Pittsburgh Initiative Seeks To Reduce Diabetes, Cardiovascular Disease Among Blacks
The Pittsburgh Post-Gazette on Monday examined the Healthy Black Family Project, a University of Pittsburgh Center for Minority Health initiative that provides physical activities for blacks in an effort to reduce hypertension and diabetes rates among the group. Diabetes and hypertension rates among blacks are three times those of whites, according to Anthony Robins, director of the project.
The program, which began in 2005, offers smoking cessation, nutrition and health workshops, as well as classes on body toning, African dance, yoga, meditation and stress-management techniques.
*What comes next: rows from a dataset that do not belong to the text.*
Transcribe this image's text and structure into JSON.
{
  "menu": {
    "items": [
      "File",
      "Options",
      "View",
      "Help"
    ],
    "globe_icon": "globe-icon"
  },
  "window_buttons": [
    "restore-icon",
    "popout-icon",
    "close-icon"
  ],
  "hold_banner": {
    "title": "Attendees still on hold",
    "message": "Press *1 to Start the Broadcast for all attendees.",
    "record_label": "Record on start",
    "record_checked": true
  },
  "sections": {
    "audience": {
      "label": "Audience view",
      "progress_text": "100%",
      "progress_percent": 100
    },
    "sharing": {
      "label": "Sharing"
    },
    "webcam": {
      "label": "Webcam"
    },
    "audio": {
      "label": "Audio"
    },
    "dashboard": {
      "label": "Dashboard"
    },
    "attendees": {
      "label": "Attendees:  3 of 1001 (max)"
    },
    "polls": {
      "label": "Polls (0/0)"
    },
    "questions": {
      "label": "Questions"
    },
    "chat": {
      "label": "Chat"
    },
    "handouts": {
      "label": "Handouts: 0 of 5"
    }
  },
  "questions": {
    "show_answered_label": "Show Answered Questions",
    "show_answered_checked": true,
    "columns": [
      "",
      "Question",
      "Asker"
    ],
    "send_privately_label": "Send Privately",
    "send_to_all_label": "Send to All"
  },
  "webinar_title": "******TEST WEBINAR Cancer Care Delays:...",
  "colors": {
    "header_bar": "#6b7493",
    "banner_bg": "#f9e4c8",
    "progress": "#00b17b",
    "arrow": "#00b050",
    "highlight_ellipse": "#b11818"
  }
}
Each participant undergoes an examination and health assessment before joining activities. To date, the initiative has 2,000 active participants from 12 Philadelphia communities and has collected 700 family health histories, according to the Post-Gazette. The program's $2.5 million budget includes funding from NIH, the Robert Wood Johnson Foundation, the DSF Charitable Foundation, The Pittsburgh Foundation and individual donors. Organizers also are currently negotiating with several large insurers for additional money, Stephen Thomas, director of the Center for Minority Health, said.
Thomas said most of the participants joined the program after hearing about it from someone else, adding that the university's research on diabetes and cardiovascular disease among blacks led to the idea to develop the project. "It begged the question: If we're such a great medical institution, why do we have so many sick neighbors, some less than a mile away?" he said, adding, "Instead of complaining about people not showing up for appointments, we said, 'Let's take the appointments to them.'" A comparative analysis indicating how the project has fared since its inception is currently under review, he said (Nelson Jones, Pittsburgh Post-Gazette, 5/5).